All spring, summer and fall, it's been the same: Charlie's refrigerated formula does 33 seconds in the microwave for four ounces, 44 for six, and a minute for eight.
Until last week. Julie put eight ounces in the bottle, microwaved it for a minute, and brought it up to me. I gave it to Charlie, who, after a few sips, indicated, "No, thanks, that's really a bit too warm, AND I'M STILL VERY THIRSTY WHERE'S MY MILK!" (Testing with a finger proved the first half of his commentary correct; the second was of course true by definition.)
I thought it must have just been one of those mistakes you make with not-completely-chilled bottle of formula, but then the other day I nuked Charlie's milk just the same way, and darned if it wasn't too hot again.
The only thing I can think of is that with the coming of winter, the ambient air has gotten drier and stopped absorbing quite so many microwaves as it cycles through the nuke. We're talking a difference of something like 10-20 grams of water vapor per cubic meter (the oven itself it nowhere near that size, but I think the fan runs air through it), which could be just enough to tip the balance from comfortably warm to too darn hot. If so, it would be a remarkable example of physics in action.

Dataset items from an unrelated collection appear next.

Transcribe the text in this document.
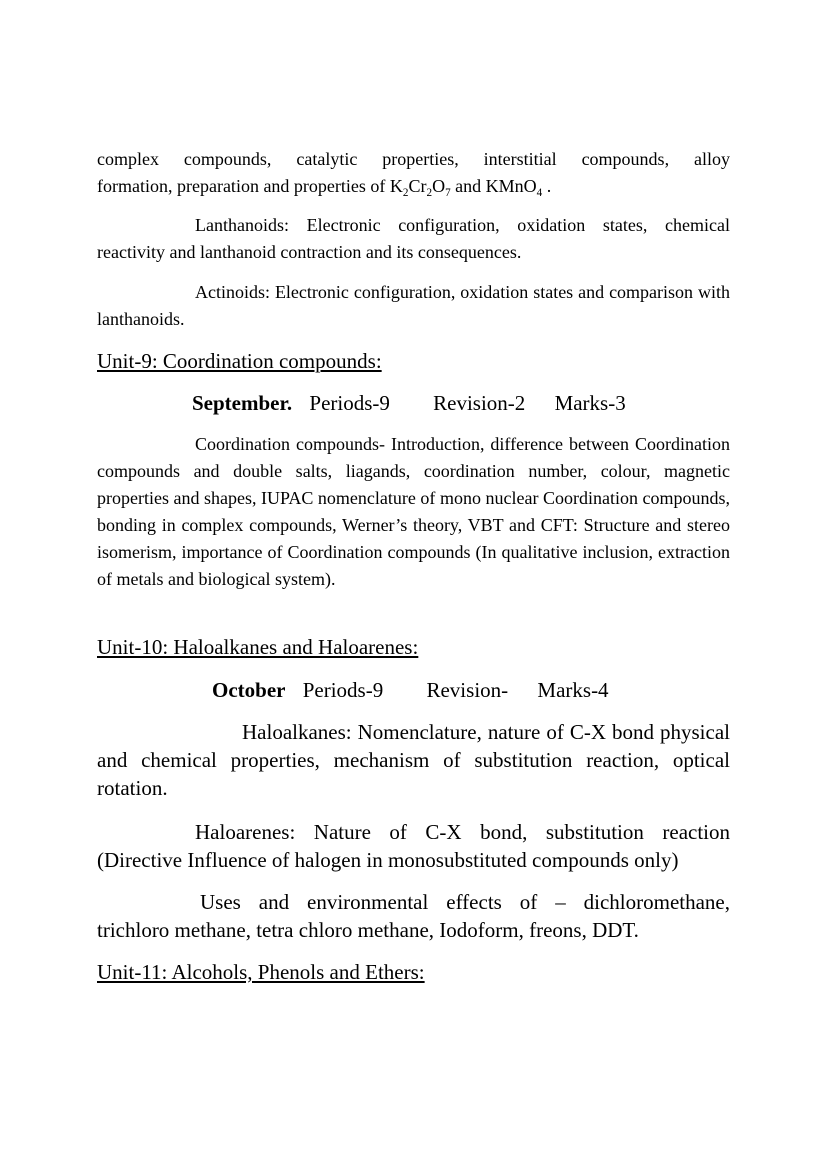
complex compounds, catalytic properties, interstitial compounds, alloy
formation, preparation and properties of $K_2Cr_2O_7$ and KMnO$_4$ .
Lanthanoids: Electronic configuration, oxidation states, chemical reactivity and lanthanoid contraction and its consequences.
Actinoids: Electronic configuration, oxidation states and comparison with lanthanoids.
Unit-9: Coordination compounds:
September. Periods-9 Revision-2 Marks-3
Coordination compounds- Introduction, difference between Coordination compounds and double salts, liagands, coordination number, colour, magnetic properties and shapes, IUPAC nomenclature of mono nuclear Coordination compounds, bonding in complex compounds, Werner’s theory, VBT and CFT: Structure and stereo isomerism, importance of Coordination compounds (In qualitative inclusion, extraction of metals and biological system).
Unit-10: Haloalkanes and Haloarenes:
October Periods-9 Revision- Marks-4
Haloalkanes: Nomenclature, nature of C-X bond physical and chemical properties, mechanism of substitution reaction, optical rotation.
Haloarenes: Nature of C-X bond, substitution reaction (Directive Influence of halogen in monosubstituted compounds only)
Uses and environmental effects of – dichloromethane, trichloro methane, tetra chloro methane, Iodoform, freons, DDT.
Unit-11: Alcohols, Phenols and Ethers:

Just to prove that water vapor and not just liquid water does absorb microwaves, I invoke my physics and public policy professor's story about the first US-designed magnetron radar tube during the early days of Word War II. The damn thing didn't work and didn't work and didn't work, but in an odd way: they could measure the power going in, and it was what they expected, and they could measure the power coming out, as expected too. But it just didn't produce any radar returns for targets more than a few hundred yards away.
The problem, he explained, was that someone (perhaps subconsciously using one of the few microwave frequency numbers they knew) had designed the tube to radiate dead in the middle of the primary absorption band for water vapor. It was a drizzly cold fall in the northeast, and QED.